C’est toujours une belle journée que celle du dimanche de Résurrection. Surtout parce qu’en fin d’après-midi commence la grande saison des corridas dans une des plus belles arènes du monde, la Maestranza de cavalerie de Séville. Jusqu’aux années soixante, la date était réservée à des affiches plutôt ordinaires. Mais à l’avènement de Curro Romero, le patron des arènes d’alors, Diodoro Canorea, comprit qu’il pouvait y installer des cartels de luxe, et faire du dimanche de Pâques un rendez-vous incontournable pour tous les sévillans. Ainsi, depuis plus de cinquante ans, l’ouverture de la saison sévillane est l’occasion de présenter ce que l’on pense se faire de mieux dans les ruedos.
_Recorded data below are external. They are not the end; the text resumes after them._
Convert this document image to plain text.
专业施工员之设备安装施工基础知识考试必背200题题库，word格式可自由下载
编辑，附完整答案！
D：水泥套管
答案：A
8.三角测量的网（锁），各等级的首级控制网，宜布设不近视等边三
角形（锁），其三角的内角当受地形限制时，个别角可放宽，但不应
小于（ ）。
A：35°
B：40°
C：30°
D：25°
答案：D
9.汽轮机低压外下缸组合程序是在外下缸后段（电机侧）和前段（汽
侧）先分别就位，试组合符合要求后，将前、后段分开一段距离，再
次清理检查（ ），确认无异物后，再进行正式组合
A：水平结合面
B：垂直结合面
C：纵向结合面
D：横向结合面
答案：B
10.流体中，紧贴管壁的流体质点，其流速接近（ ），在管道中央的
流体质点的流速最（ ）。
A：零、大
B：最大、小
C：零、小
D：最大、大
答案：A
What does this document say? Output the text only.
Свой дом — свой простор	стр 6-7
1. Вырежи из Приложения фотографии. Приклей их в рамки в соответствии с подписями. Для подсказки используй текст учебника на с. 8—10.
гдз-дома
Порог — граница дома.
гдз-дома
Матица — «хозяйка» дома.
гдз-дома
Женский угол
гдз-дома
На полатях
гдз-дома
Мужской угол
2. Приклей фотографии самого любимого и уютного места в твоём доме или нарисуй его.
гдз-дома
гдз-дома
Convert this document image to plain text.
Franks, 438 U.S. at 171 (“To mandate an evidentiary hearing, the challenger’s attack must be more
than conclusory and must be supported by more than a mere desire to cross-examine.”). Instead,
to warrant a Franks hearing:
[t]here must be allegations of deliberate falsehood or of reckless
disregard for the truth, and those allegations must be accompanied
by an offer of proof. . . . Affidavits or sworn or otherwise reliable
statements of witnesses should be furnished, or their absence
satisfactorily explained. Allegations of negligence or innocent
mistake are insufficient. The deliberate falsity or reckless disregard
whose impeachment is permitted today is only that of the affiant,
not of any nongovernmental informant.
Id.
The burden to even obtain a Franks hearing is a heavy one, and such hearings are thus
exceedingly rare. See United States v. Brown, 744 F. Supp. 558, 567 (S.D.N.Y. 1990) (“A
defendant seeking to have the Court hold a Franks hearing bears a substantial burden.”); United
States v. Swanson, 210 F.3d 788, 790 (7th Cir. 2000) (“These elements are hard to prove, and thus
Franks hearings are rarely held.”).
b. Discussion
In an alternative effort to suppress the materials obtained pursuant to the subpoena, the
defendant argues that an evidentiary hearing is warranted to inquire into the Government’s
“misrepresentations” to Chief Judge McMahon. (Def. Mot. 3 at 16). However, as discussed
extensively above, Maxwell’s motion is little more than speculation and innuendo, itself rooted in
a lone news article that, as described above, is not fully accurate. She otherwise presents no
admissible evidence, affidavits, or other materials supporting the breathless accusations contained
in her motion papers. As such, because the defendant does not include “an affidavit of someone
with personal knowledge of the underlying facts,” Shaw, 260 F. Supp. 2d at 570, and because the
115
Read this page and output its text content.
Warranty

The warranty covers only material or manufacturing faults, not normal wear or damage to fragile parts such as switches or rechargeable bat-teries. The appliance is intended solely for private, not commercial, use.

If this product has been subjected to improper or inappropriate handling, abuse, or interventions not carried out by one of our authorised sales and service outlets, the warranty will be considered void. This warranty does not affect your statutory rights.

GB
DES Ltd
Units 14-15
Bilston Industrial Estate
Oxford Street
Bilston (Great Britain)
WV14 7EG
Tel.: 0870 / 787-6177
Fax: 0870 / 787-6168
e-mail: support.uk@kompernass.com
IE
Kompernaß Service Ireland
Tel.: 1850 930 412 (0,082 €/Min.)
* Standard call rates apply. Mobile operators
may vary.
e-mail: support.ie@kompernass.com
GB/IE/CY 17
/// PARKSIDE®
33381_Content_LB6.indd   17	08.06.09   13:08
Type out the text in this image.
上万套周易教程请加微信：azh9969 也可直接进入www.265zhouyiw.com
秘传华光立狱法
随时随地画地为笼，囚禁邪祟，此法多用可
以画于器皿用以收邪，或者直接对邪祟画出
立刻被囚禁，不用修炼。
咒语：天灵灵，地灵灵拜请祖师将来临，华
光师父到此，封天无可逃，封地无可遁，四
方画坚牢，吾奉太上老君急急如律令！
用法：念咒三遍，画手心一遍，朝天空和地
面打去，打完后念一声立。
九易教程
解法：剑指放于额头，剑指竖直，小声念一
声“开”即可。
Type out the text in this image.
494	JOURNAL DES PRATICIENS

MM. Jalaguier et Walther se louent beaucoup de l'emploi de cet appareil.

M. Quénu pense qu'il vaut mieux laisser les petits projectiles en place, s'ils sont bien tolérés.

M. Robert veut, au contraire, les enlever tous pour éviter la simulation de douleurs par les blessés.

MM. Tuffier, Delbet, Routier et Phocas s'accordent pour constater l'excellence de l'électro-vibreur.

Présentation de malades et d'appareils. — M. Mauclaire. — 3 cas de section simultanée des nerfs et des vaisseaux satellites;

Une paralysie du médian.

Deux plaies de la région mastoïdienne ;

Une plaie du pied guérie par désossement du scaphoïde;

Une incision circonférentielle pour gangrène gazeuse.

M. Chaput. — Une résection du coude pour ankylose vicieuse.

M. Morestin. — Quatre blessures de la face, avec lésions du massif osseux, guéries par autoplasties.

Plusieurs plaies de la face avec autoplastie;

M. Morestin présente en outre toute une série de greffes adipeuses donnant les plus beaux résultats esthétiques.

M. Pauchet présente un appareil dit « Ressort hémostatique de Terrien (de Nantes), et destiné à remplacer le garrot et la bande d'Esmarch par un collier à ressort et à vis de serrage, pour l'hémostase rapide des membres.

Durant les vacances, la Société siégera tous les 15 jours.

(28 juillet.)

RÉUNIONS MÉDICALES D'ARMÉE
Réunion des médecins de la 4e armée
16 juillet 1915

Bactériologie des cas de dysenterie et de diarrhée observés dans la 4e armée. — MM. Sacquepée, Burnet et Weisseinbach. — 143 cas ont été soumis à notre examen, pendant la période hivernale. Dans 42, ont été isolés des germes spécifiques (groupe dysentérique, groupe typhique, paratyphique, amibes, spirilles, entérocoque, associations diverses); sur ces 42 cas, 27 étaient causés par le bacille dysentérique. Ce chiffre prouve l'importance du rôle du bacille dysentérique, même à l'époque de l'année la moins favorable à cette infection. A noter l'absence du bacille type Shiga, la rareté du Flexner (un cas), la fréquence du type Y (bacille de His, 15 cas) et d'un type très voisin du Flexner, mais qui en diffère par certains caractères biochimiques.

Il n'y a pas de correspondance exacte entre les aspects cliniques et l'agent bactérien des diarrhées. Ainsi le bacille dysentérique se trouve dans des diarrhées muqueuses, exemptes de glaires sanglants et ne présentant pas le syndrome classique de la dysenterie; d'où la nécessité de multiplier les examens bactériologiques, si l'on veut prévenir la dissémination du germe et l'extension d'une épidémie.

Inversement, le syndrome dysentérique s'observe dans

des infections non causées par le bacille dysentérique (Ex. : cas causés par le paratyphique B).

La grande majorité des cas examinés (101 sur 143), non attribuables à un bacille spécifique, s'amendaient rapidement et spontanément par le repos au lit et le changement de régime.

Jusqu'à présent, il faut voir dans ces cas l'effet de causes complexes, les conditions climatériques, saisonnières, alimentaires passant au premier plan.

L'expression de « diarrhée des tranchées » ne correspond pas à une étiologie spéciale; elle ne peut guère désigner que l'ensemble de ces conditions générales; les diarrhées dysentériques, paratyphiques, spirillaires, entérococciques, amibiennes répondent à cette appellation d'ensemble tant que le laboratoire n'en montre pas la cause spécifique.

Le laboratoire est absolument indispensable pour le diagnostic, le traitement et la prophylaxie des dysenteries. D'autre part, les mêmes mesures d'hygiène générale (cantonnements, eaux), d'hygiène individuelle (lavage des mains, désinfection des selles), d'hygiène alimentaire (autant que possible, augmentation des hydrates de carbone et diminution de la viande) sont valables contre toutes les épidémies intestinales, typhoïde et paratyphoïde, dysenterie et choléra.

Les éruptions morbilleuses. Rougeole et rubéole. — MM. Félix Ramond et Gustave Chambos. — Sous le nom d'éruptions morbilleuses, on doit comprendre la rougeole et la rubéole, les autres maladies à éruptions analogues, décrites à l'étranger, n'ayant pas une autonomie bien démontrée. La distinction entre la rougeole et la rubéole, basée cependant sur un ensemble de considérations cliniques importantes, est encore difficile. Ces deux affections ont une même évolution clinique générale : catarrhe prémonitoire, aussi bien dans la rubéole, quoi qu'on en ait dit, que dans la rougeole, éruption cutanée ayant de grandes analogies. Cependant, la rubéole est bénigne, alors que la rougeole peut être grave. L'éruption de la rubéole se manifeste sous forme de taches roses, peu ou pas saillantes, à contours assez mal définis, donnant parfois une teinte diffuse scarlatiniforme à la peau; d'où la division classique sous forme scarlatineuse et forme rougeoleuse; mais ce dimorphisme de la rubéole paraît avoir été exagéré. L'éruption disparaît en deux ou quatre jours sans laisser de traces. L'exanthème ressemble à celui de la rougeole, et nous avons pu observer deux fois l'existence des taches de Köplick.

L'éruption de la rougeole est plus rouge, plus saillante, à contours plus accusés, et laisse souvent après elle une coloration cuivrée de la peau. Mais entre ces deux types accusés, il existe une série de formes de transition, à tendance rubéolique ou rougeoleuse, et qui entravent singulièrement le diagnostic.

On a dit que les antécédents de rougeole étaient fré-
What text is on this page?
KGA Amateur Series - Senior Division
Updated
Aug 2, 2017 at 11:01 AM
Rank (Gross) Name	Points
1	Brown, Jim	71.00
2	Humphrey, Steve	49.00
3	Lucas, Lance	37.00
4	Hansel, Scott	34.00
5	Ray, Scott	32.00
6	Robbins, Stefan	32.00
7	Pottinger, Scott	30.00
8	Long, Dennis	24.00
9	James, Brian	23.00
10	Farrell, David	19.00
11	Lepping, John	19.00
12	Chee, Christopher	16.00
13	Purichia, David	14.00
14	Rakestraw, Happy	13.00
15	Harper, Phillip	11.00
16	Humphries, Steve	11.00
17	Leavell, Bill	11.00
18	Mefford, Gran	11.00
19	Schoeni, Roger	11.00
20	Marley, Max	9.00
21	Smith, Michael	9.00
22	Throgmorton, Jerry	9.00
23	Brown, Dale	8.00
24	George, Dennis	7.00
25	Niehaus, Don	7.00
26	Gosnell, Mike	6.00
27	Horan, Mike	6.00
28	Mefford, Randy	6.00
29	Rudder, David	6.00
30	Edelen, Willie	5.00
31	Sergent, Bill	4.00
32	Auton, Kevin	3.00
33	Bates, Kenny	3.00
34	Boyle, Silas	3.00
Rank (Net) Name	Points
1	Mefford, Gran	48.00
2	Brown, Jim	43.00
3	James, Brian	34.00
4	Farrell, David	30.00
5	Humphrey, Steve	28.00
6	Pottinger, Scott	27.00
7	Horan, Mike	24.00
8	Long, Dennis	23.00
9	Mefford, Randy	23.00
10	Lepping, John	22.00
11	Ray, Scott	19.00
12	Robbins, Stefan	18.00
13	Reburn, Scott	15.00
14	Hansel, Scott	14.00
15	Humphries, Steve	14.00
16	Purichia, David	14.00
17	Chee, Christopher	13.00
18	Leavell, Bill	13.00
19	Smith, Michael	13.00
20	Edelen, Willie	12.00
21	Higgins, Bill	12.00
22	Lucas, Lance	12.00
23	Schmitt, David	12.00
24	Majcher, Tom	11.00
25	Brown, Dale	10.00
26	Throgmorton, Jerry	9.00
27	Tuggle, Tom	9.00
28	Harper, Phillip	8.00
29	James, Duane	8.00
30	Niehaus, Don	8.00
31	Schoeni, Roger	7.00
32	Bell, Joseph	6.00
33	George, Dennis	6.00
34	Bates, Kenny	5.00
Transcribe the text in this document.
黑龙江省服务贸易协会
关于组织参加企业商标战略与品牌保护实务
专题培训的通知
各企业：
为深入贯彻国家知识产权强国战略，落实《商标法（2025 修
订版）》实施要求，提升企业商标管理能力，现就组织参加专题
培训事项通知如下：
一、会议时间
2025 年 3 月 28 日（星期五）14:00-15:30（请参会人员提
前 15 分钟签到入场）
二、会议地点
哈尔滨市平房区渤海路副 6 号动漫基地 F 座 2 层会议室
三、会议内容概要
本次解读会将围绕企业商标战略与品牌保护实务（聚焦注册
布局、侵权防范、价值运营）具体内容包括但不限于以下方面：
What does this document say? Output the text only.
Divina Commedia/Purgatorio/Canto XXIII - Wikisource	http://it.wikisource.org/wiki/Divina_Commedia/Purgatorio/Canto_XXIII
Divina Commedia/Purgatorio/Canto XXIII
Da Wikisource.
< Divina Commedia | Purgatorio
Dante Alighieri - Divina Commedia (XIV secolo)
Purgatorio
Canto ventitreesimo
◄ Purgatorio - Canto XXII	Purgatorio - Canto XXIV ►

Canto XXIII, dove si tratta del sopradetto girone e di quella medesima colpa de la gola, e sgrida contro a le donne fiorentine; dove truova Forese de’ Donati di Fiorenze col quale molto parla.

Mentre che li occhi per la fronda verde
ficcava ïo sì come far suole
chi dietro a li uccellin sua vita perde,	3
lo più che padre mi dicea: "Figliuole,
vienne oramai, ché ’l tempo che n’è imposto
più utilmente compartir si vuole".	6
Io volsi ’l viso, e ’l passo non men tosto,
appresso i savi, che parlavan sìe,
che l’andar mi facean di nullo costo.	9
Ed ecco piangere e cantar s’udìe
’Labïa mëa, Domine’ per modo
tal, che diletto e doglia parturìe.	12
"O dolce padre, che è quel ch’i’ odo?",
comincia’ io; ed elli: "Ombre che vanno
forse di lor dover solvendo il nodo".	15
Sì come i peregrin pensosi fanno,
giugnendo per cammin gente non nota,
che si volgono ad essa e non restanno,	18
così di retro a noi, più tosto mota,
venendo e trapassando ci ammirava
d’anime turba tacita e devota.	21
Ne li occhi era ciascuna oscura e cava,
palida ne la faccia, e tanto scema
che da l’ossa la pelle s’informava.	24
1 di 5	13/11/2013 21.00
Avant cela, la seule confrérie du dimanche, celle du Ressuscité, aura traversé la ville une dernière fois. Dans l’indifférence presque générale. Les chaises ont été repliées, les estrades de la télévision démontées, on a enlevé toutes les barrières qui condamnaient les rues du centre ville, et seuls quelques poignées de curieux regardent passer ce Christ et sa mère, ravie d’avoir retrouvé son fiston. C’est un des paradoxes les plus étranges de la Semaine Sainte à Séville. Si l’on a bien compris, la religion catholique est quand même basée sur le grand mystère de la Résurrection. Mais ça n’a pas l’air ici d’intéresser grand monde. Pour les sévillans, l’apogée de la grande semaine, c’est sans discussion aucune la nuit du jeudi au vendredi. La Madrugada, au cours de laquelle le Christ meurt sur la croix. Douleurs et mantilles noires. Ainsi le samedi soir, quand ils ont bien raccompagné la Vierge de la Soledad de San Lorenzo en son temple, un peu après minuit, ils se saluent avec effusion et rentrent chez eux. La Semaine Sainte est terminée…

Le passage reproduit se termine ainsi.